The Riparian Complex along Moonee Ponds Creek can barely be said to exist any more in the park, due to the erosion of the creek.
Old trees have continued to die since the formation of the park. However following the removal of livestock new trees have grown naturally in some areas close to remaining trees, and in other areas trees and shrubs have been planted. Some of the natural regeneration seems to have been very rapid - for example, cattle were removed from what is now the back paddock in 1985, and by 1995 there were dense stands of grey box saplings 8 to 10 m tall.
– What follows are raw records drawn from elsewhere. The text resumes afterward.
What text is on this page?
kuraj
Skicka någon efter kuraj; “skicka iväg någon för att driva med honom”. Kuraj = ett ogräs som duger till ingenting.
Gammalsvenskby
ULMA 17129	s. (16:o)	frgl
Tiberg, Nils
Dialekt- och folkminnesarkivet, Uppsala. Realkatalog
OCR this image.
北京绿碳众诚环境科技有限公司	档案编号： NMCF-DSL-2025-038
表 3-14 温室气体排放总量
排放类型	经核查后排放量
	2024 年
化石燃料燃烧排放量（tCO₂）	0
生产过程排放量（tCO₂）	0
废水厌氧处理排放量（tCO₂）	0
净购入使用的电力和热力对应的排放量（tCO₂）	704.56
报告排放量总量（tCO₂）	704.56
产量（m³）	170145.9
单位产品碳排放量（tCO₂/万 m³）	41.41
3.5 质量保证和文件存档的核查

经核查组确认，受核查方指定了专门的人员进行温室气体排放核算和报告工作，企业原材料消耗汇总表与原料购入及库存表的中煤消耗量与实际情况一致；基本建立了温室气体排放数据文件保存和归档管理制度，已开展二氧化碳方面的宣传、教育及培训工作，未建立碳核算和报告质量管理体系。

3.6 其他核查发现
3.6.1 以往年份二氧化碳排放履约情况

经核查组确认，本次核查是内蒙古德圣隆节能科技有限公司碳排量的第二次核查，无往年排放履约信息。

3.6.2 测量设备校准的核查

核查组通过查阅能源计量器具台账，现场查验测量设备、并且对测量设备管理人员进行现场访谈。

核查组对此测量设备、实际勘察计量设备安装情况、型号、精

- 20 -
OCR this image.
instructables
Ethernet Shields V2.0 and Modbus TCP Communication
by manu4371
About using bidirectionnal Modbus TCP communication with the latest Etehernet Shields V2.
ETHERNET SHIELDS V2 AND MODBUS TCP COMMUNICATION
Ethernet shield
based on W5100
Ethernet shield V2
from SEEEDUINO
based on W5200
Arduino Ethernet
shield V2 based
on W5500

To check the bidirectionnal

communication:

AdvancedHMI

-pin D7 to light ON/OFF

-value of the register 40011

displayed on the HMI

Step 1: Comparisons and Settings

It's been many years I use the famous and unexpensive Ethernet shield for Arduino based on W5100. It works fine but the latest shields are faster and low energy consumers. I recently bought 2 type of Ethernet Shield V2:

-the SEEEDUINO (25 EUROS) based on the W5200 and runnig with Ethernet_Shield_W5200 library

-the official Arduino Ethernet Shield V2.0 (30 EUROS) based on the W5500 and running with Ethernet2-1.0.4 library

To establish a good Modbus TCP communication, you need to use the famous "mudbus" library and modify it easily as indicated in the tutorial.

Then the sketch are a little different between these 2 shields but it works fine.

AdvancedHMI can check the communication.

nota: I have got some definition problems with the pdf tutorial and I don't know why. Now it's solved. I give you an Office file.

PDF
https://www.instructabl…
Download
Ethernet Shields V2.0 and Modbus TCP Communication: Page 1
There are also stands of younger saplings, particularly red gums, which have germinated during more recent wet summers. They range from sparse to extremely dense.
According to the Restoration Plan (p. 40), "there is no evidence that self-thinning will be sufficient to resemble the natural structure of the woodlands or forest", and "Extensive artificial thinning will be necessary". This was never done, with the consequences described on the grassy flora page.
Species Past and Present
256 plant species have been observed to occur naturally within the present boundaries of Woodlands Historic Park, an increase from the 173 stated in the management plan. A further 163 species probably occurred according to the restoration plan, giving a total of 419 local (also known as indigenous) species.
Another 208 plant species found in the park are aliens - they have got there by deliberate or accidental human intervention in the last few hundred years. They include 23 Australian species which are or may be outside of their natural range.
Of the indigenous species which have actually been observed in the park at least 36 can no longer be found, or are present in such low numbers that they are unlikely to be a viable population. Adding the 163 probable species we get a total of about 199 indigenous species* which have been lost, or almost half of the total.
Diversity cannot be judged just by the number of species. An area the size of the park with 400 native species would be considered low diversity if 390 of the species exist as just a few tens of plants each - there needs to be enough of each species to ensure its continued survival and to support other species which depend on it. On this basis the park gets a worse score than it does from the raw species numbers, because many areas of the park are dominated by a few weed species such as Chilean Needle Grass and Patersons Curse, while many of the indigenous species are very uncommon.
Threatened Species and Communities
Nine plant species recorded from the park are listed as rare or threatened in Victoria, an increase of eight since the management plan was written. A further 14 rare or threatened plant species are listed as likely to have occurred in the park.
Grey Box grassy woodland is listed as an endangered ecological community under the Commonwealth Environment Protection and Biodiversity Conservation Act. The large area of Grey Box in the back paddock presumably qualifies even though it is now better described as Grey Box Forest. (It seems to be possible for a woodland to meet the criteria for the nationally listed endangered ecological community even if it does not contain any grass at all.) However the patches of Grey Box in the areas mapped as mixed species woodland (in the Conservation Zone and Weeroona Cemetery Conservation Zone) probably give a better impression of what a Grey Box Grassy Woodland should look like.
* In the species table the "lost species" are those with a blank or ? in the "O" (Origin) column and anything other than blank or ? in the "LS" (Local Status) column. They include those marked P (Planted) since the original gene pool from this location has been lost. The number is only an estimate because the list of species considered likely to have occurred is just an expert opinion - there could have been more or less. Also, some of the species marked ? may no longer occur in the park. On the other hand there might be some unknown plants of the missing species, or new plants might germinate from old seeds in the ground.